The group has also helped our individual relationships. Although we each have only one official “goal partner,” it’s been easier for me to ask any member of the group for her thinking about something, and vice versa. We’re starting to see each other as resources in a way we didn’t before.

The group has met seven times since late January, with no fewer than six people at each meeting.

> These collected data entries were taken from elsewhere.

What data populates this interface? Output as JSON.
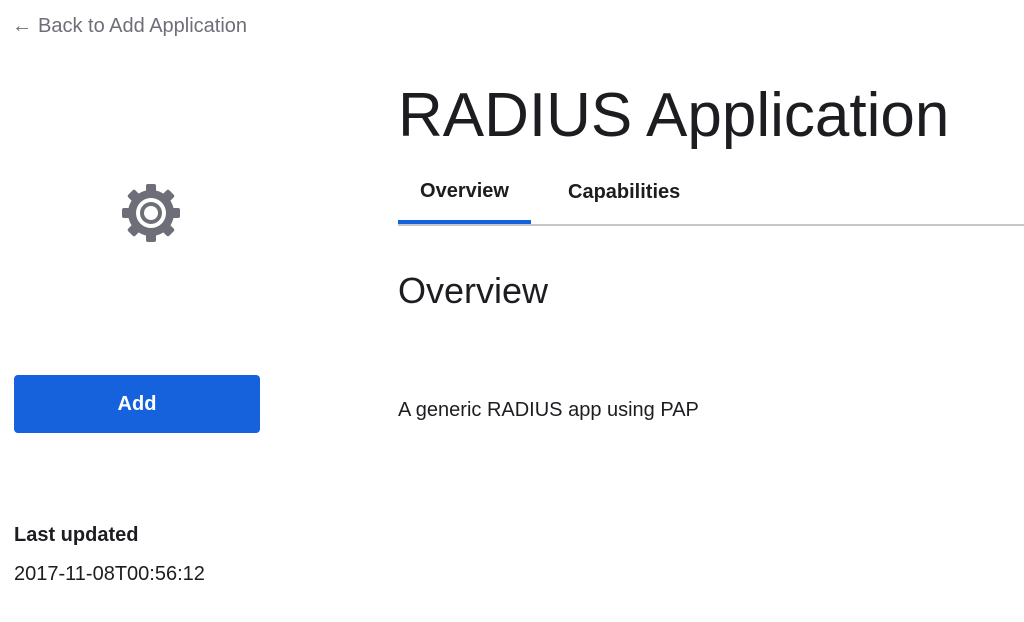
{
  "nav": {
    "back_arrow": "←",
    "back_label": "Back to Add Application"
  },
  "app": {
    "icon": "gear-icon",
    "title": "RADIUS Application",
    "add_label": "Add",
    "last_updated_label": "Last updated",
    "last_updated_value": "2017-11-08T00:56:12"
  },
  "tabs": [
    {
      "label": "Overview",
      "active": true
    },
    {
      "label": "Capabilities",
      "active": false
    }
  ],
  "overview": {
    "heading": "Overview",
    "description": "A generic RADIUS app using PAP"
  },
  "colors": {
    "accent": "#1662dd",
    "icon_gray": "#6e6e78",
    "text": "#1d1d21",
    "divider": "#c8c8cc"
  }
}
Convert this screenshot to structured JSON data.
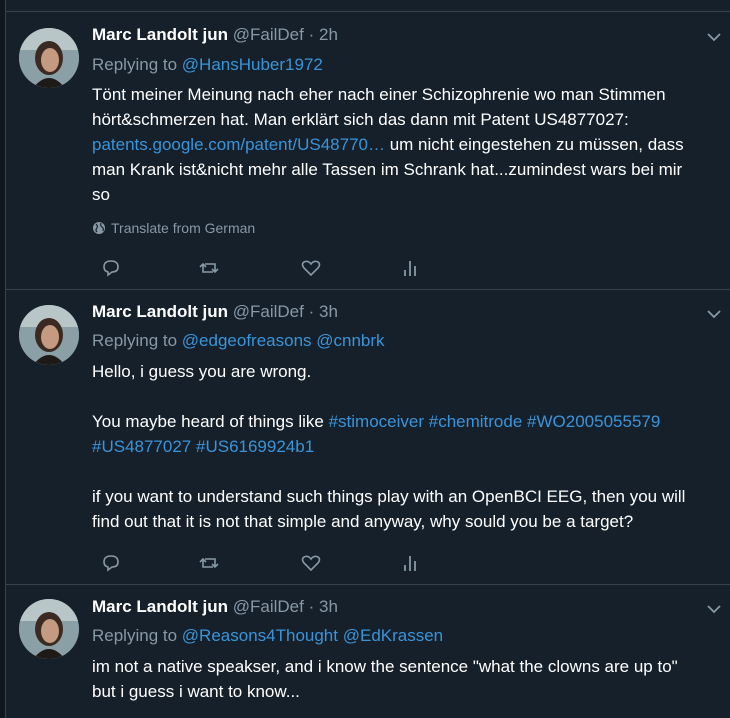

I’ve had feelings come up about the group—like that I was the only one committed to it, that organizing these flaky18 people was impossible, that no one would ever get the hang of19 the timer, that I wasn’t being appreciated enough, and so on. All nonsense. As someone reminded me at our last meeting, this group is actually the most successful sustained endeavor that most of the people in it have ever been a part of.

My next step is getting these people into RC! Three of them went through a fundamentals class before the group started but didn’t continue. I’m hoping that when I get certified to teach I can get them back in. In the meantime, the group is a way for me to lead my friends outside of RC, and encourage them to lead each other. It’s amazing what people’s minds can do with just a little information and a little aware encouragement and support. It’s been a re-emergent project. I’d recommend it!

Emma Roderick
Northampton, Massachusetts, USA
Reprinted from the RC e-mail discussion
list for leaders of young adults


1 “Cool” means fun, fantastic.
2 “Pretty” means quite.
3 Harvey Jackins
4 A Region is a subdivision of the International Re-evaluation Counseling Community, usually consisting of several Areas (local RC Communities).
5 “Skype in” means communicate by voice or video over the Internet.
6 “So much for my feelings” means it revealed that my feelings weren’t true.
7 “Hanging out” means spending relaxed, unstructured time with each other.
8 In this context, “getting out of” means receiving from.
9 In this context, “way” means much.
10 “Came up with” means created, thought of.
11 “Going after” means pursuing.
12 A pamphlet by Harvey Jackins that is also a chapter in
13 “Material” means distress.
15 “Workshopped” is a term usually used in writing classes, where it means members of the class providing feedback to a writer about his or her piece.
16 Contradiction to distress
17 A “Kickstarter campaign” is a campaign on the Kickstarter website in which an artist can raise funds for a creative project from many individual donors.
18 “Flaky” means unreliable, erratic.19 “Get the hang of” means understand how to use.